A book filled with fresh insights on the relationship between black politics and religion has earned its author the 2012 Louisville Grawemeyer Award in Religion.
Barbara D. Savage, a professor of history and American social thought at the University of Pennsylvania, is receiving the prize for the ideas set forth in her book, “Your Spirits Walk Beside Us: The Politics of Black Religion,” published in 2008 by Harvard University Press.
The book introduces important new perspectives on the study of black religion and the political role of African American churches, said award director Susan Garrett.
“Besides explaining why it is misleading to speak of ‘the black church’ given the enormous diversity among African American congregations, Savage challenges the popular belief that black churches have been prophetic and politically active throughout history,” Garrett said.
Savage also shows how black women excluded from religious leadership and the formal study of black religion became leaders outside their churches, including Nannie Helen Burroughs, who founded one of the nation’s firstvocational schools for women.
A Penn faculty member since 1995, Savage teaches courses on American religious and social reform, 20th Century African American history and the relationship between media and politics. She has held administrative posts at Penn’s Center for Africana Studies and previously worked as a staff member in the U.S. Congress.
The University of Louisville presents four Grawemeyer Awards each year for outstanding works in music composition, world order, psychology and education. The university and Louisville Presbyterian Theological Seminary jointly give a fifth award in religion. This year’s awards are $100,000 each.
About Barbara D. Savage
Barbara D. Savage is Geraldine R. Segal Professor of American Social Thought and professor of history at the University of Pennsylvania.
Her book, “Your Spirits Walk Beside Us: The Politics of Black Religion,” has been hailed as the definitive historical examination of debates about the public responsibility of black churches and the role of religion in racial leadership.
Among her other writings are “Women and Religion in the African Diaspora,” a book she co-edited in 2006, and “Broadcasting Freedom: Radio, War and the Politics of Race, 1938-1948,” a 1999 work that won the Herbert Hoover Presidential Library Award for best book on American history from 1916 to 1966.
She has received fellowships from the Smithsonian Institution, Radcliffe Institute for Advanced Studies at Harvard University, Princeton University Center for the Study of Religion and New York Public Library’s Schomburg Center on Black Culture.
Savage holds a doctorate in history from Yale University, a law degree from Georgetown University and a bachelor’s degree from the University of Virginia.
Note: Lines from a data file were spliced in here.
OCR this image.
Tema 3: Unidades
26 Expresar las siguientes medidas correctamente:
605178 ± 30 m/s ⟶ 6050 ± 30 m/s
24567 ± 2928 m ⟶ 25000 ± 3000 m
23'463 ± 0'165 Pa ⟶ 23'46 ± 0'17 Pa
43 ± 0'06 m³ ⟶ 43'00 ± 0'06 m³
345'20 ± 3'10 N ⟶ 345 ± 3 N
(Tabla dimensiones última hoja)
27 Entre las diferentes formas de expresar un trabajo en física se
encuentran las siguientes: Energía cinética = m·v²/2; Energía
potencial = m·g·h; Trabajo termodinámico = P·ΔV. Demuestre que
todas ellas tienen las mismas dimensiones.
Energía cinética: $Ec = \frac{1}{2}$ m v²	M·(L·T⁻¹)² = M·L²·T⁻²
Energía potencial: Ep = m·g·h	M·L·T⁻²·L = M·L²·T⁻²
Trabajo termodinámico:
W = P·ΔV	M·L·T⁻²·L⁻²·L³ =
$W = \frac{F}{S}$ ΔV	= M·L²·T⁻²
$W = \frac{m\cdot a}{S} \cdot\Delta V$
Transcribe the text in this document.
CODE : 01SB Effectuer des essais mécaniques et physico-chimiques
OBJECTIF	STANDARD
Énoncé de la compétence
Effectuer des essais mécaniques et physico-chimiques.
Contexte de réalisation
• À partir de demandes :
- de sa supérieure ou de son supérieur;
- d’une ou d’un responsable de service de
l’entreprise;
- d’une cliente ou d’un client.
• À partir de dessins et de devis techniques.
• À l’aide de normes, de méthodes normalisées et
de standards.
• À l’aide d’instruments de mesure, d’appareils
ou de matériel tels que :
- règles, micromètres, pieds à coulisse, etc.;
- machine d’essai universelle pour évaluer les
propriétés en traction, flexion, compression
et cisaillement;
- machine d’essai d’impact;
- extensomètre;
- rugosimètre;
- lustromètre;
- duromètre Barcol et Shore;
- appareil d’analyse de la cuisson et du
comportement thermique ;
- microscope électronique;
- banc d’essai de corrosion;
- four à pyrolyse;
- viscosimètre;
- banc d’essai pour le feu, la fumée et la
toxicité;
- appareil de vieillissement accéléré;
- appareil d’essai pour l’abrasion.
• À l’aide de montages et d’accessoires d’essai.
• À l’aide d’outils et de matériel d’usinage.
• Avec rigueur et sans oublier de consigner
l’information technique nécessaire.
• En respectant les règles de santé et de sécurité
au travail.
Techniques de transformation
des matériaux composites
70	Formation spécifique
She has worked for the Children’s Defense Fund and Yale University’s Office of the General Counsel and is a trustee of the Wenner-Gren Foundation, a private organization supporting research into humanity’s biological and cultural origins.
Savage is now working on a biography of Merze Tate, a professor at Howard University from 1947 to 1977 and one of the few black women academics of her generation. Savage’s ties with the Black Women’s Intellectual History Collective, a project to recover the history of black women as intellectuals, inspired the book.